Em sede de impugnação, a parte suscitada reiterou suas razões (fls. 705/708).

O Ministério Público opinou pela improcedência (fls.711/713).

É o relatório.

Fundamento e decido.

De início, vale destacar que os títulos judiciais não estão isentos de qualificação para ingresso no fólio real.

O Egrégio Conselho Superior da Magistratura já decidiu que a qualificação negativa não caracteriza desobediência ou descumprimento de decisão judicial (Apelação Cível n. 413-6/7).

Neste sentido, também a Ap. Cível nº 464-6/9, de São José do Rio Preto:

“Apesar de se tratar de título judicial, está ele sujeito à qualificação registrária. O fato de tratar-se o título de mandado judicial não o torna imune à qualificação registrária, sob o estrito ângulo da regularidade formal.

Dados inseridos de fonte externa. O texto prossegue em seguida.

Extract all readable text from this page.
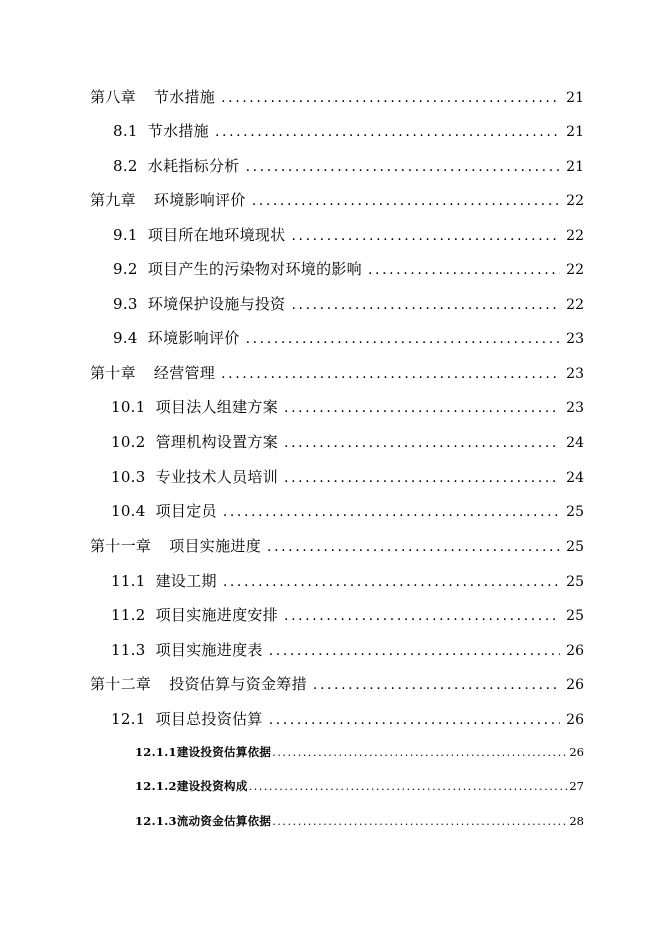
第八章 节水措施 .....	21
8.1 节水措施 .....	21
8.2 水耗指标分析 .....	21
第九章 环境影响评价 .....	22
9.1 项目所在地环境现状 .....	22
9.2 项目产生的污染物对环境的影响 .....	22
9.3 环境保护设施与投资 .....	22
9.4 环境影响评价 .....	23
第十章 经营管理 .....	23
10.1 项目法人组建方案 .....	23
10.2 管理机构设置方案 .....	24
10.3 专业技术人员培训 .....	24
10.4 项目定员 .....	25
第十一章 项目实施进度 .....	25
11.1 建设工期 .....	25
11.2 项目实施进度安排 .....	25
11.3 项目实施进度表 .....	26
第十二章 投资估算与资金筹措 .....	26
12.1 项目总投资估算 .....	26
12.1.1建设投资估算依据 .....	26
12.1.2建设投资构成 .....	27
12.1.3流动资金估算依据 .....	28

O exame da legalidade não promove incursão sobre o mérito da decisão judicial, mas à apreciação das formalidades extrínsecas da ordem e à conexão de seus dados com o registro e a sua formalização instrumental”.

E, ainda:

“REGISTRO PÚBLICO – ATUAÇÃO DO TITULAR – CARTA DE ADJUDICAÇÃO – DÚVIDA LEVANTADA – CRIME DE DESOBEDIÊNCIA – IMPROPRIEDADE MANIFESTA.

O cumprimento do dever imposto pela Lei de Registros Públicos, cogitando-se de deficiência de carta de adjudicação e levantando-se dúvida perante o juízo de direito da vara competente, longe fica de configurar ato passível de enquadramento no artigo 330 do Código Penal – crime de desobediência – pouco importando o acolhimento, sob o ângulo judicial, do que suscitado” (STF, HC 85911 / MG – MINAS GERAIS, Relator: Min. MARCO AURÉLIO, j. 25/10/2005, Primeira Turma).

Sendo assim, não há dúvidas de que a origem judicial não basta para garantir ingresso automático dos títulos no fólio real, cabendo ao oficial qualificá-los conforme os princípios e as regras que regem a atividade registral.

No mérito, a dúvida é improcedente por dois motivos.

Por primeiro, porque o cônjuge sobrevivente, Etles Maziero, participou do inventário e concordou expressamente com a partilha, reconhecendo que o imóvel não foi adquirido pelo casal em esforço comum (fls. 428/436, 458/475, 511/542), o que foi devidamente homologado pelo juízo competente (fls. 653/657).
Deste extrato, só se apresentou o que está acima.